Der Sachbearbeiter hatte sich neben Irene gesetzt. Er hatte Irene eine Frage gestellt.
Irene hatte in der Sprache des anderen Landes geantwortet. Es war ein anderer Traum in der gleichen Nacht.
Der Sachbearbeiter hatte den teuren Hut auf sein Knie gelegt. Er hatte Irene an den Ellbogen gefaßt:
So hab ich mirs gedacht. Deutsch sprechen Sie nur, wenn Sie zu mir ins Büro kommen.
Irene hatte das Deutsche vergessen.
Einen einzigen Satz hätte Irene auf Deutsch sagen können: Weshalb vergleichst du immer, es ist doch nicht deine Muttersprache. Diesen Satz hatte Thomas gesagt.
Es wäre ein langer Satz gewesen. Er hätte bewiesen, daß Irene deutsch sprach. Doch er hätte mehr geschadet als genützt. Das wußte Irene sogar im Traum.
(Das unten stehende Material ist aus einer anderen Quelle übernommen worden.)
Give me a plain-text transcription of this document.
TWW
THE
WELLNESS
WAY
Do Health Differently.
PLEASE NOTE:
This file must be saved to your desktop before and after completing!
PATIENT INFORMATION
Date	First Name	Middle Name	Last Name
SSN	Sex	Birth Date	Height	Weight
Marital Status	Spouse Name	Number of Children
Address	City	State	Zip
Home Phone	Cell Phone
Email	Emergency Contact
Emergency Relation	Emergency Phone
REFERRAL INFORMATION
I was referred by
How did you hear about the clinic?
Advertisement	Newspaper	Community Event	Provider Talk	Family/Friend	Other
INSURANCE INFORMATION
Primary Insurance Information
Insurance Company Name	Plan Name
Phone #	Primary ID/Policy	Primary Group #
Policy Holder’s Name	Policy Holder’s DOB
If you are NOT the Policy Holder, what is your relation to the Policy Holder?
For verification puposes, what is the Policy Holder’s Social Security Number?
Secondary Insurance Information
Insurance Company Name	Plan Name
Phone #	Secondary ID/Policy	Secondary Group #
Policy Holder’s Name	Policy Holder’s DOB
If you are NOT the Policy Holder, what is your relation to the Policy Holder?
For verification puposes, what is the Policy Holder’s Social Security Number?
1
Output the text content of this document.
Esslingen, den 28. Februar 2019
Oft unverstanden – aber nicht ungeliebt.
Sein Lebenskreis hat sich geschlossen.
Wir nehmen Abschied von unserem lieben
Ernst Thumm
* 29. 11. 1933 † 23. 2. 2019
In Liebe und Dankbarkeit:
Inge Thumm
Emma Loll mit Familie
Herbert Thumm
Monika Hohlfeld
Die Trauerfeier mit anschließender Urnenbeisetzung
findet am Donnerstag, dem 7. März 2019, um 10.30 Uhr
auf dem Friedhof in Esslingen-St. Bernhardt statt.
Träume haben ihre Gründe, hatte Thomas gesagt, als er seinen Lakritztraum erzählte:
Zuerst lag eine unebene Straße da. Dann ein Dorf mit einstöckigen, verstreuten Häusern. Du weißt schon, mehr zerrissen als bewohnt. Dann hab ich meine Frau und meinen Sohn auf einem Kindergeburtstag gesehn. Es waren mehr Erwachsene als Kinder da. Alle Erwachsenen waren Frauen. Und alle Kinder waren Mädchen.Jetzt fällt es mir auf, auch mein Sohn war ein Mädchen. Alle Frauen und alle Mädchen aßen Lakritzschnecken. Nur Lakritzschnecken gab es auf diesem Geburtstag. Alle hatten den Mund voll. Die Backen und die Hände. Auf dem Tisch, auf den Stühlen, unter dem Tisch, unter den Stühlen, lag alles voll mit Lakritzschnecken, die Frauen rollten sie auf, machten Knoten rein und aßen sie. Die Mädchen spielten mit aufgerollten Lakritzschnecken Eisenbahn.
So einen Traum wünsch ich niemandem, sagte Thomas, nicht einmal einem Feind.
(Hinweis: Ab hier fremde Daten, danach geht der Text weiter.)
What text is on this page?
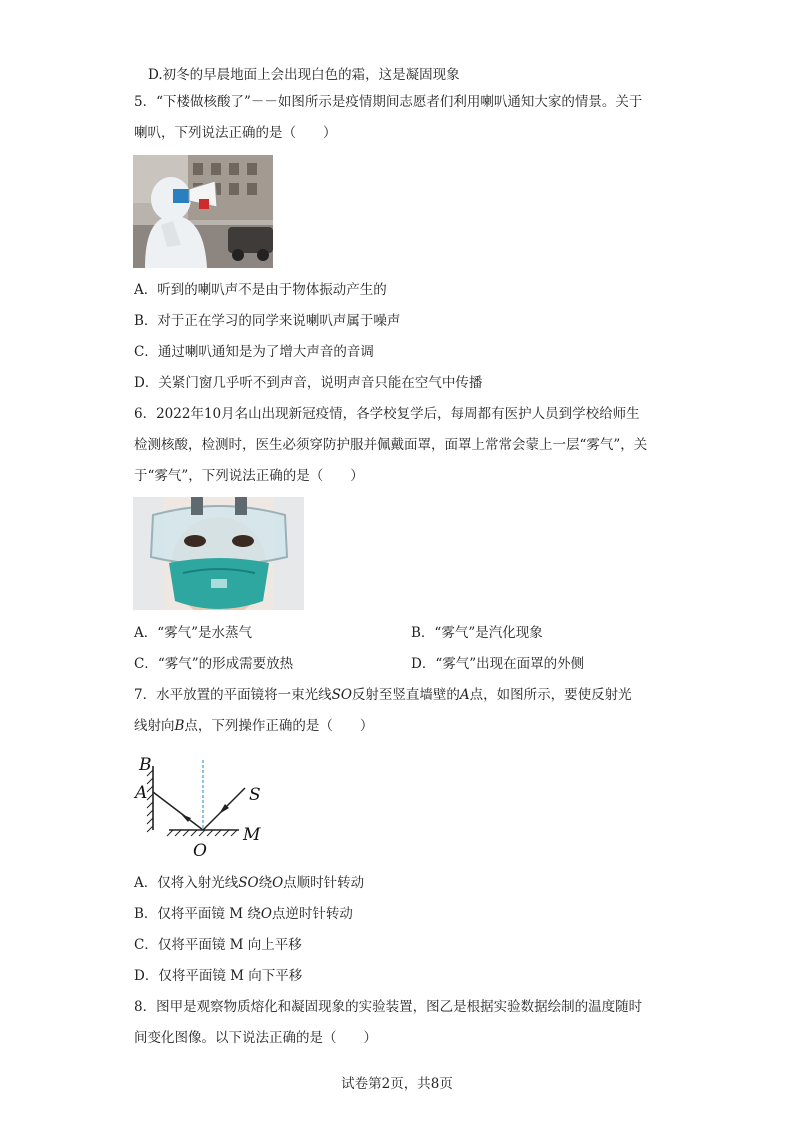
D.初冬的早晨地面上会出现白色的霜，这是凝固现象
5．“下楼做核酸了”－－如图所示是疫情期间志愿者们利用喇叭通知大家的情景。关于
喇叭，下列说法正确的是（　　）
A．听到的喇叭声不是由于物体振动产生的
B．对于正在学习的同学来说喇叭声属于噪声
C．通过喇叭通知是为了增大声音的音调
D．关紧门窗几乎听不到声音，说明声音只能在空气中传播
6．2022年10月名山出现新冠疫情，各学校复学后，每周都有医护人员到学校给师生
检测核酸，检测时，医生必须穿防护服并佩戴面罩，面罩上常常会蒙上一层“雾气”，关
于“雾气”，下列说法正确的是（　　）
A．“雾气”是水蒸气	B．“雾气”是汽化现象
C．“雾气”的形成需要放热	D．“雾气”出现在面罩的外侧
7．水平放置的平面镜将一束光线SO反射至竖直墙壁的A点，如图所示，要使反射光
线射向B点，下列操作正确的是（　　）
B
A	S
M
O
A．仅将入射光线SO绕O点顺时针转动
B．仅将平面镜 M 绕O点逆时针转动
C．仅将平面镜 M 向上平移
D．仅将平面镜 M 向下平移
8．图甲是观察物质熔化和凝固现象的实验装置，图乙是根据实验数据绘制的温度随时
间变化图像。以下说法正确的是（　　）
试卷第2页，共8页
Irene strich mit dem Handrücken über Thomas’ Wange:
Hast du Feinde.
Thomas zuckte die Schultern.
Du hast keinen Arbeitsplatz, gehst selten zu Behörden. Was du tust, ist privat.
Thomas dachte nach. Sagte:
Ja.
Sprach langsam, als kenne er das nächste Wort noch nicht: Ich habe Freunde. Und alle Freunde sind meine gewesenen, oder meine zukünftigen Feinde.
Hast du mich mitgezählt, fragte Irene.
Ich weiß es nicht, ich habe nicht gezählt.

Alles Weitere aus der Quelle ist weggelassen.